[DP] POJ-2533 Longest Ordered Subsequence

Longest Ordered Subsequence

Time Limit: 2000MS Memory Limit: 65536K

Total Submissions: 55238 Accepted: 24770

Description

A numeric sequence of ai is ordered if a1 < a2 < … < aN. Let the subsequence of the given numeric sequence (a1, a2, …, aN) be any sequence (ai1, ai2, …, aiK), where 1 <= i1 < i2 < … < iK <= N. For example, sequence (1, 7, 3, 5, 9, 4, 8) has ordered subsequences, e. g., (1, 7), (3, 4, 8) and many others. All longest ordered subsequences are of length 4, e. g., (1, 3, 5, 8).

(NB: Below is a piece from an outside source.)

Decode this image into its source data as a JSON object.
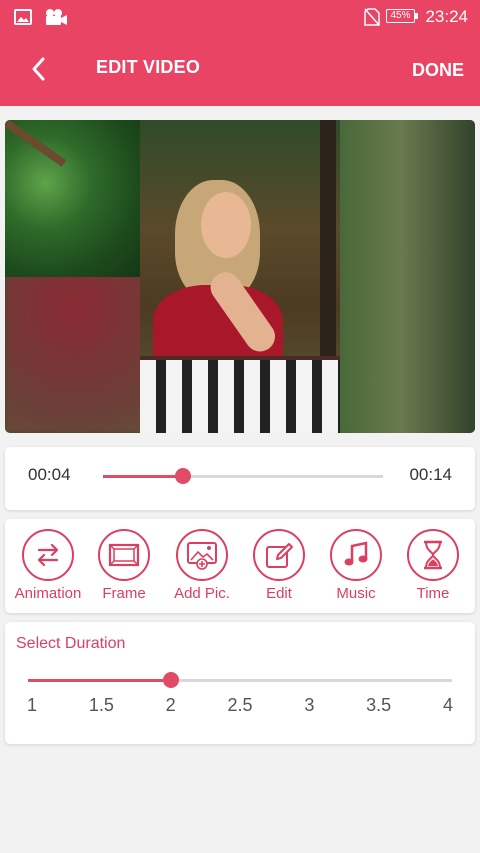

Your program, when given the numeric sequence, must find the length of its longest ordered subsequence.

Input

The first line of input file contains the length of sequence N. The second line contains the elements of sequence - N integers in the range from 0 to 10000 each, separated by spaces. 1 <= N <= 1000

Output

Output file must contain a single integer - the length of the longest ordered subsequence of the given sequence.

Sample Input

7

1 7 3 5 9 4 8

Sample Output

4

题意:给n个数,求出最长不下降子序列

//已AC代码
#include <iostream>
#include <iomanip>
#include <cstdio>
#include <cmath>
#include <cstdlib>
#include <cstring>

using namespace std;

int a[10880];
int dp[10880];

int main()
{
int n;

while(scanf("%d",&n)!=EOF)
{

memset(a,0,sizeof(a));
memset(dp,0,sizeof(dp));
int keep=0;
for(int i=1;i<=n;i++)
{
cin>>a[i];
}
for(int i=1;i<=n;i++)
{
dp[i]=1;
for(int j=1;j<=i;j++)
{
if(a[i]>a[j])
{
dp[i]=max(dp[i],dp[j]+1);

}
}
}
for (int i=1;i<=n;i++)
{
keep=max(keep,dp[i]);
}

cout<<keep<<endl;
}
return 0;
}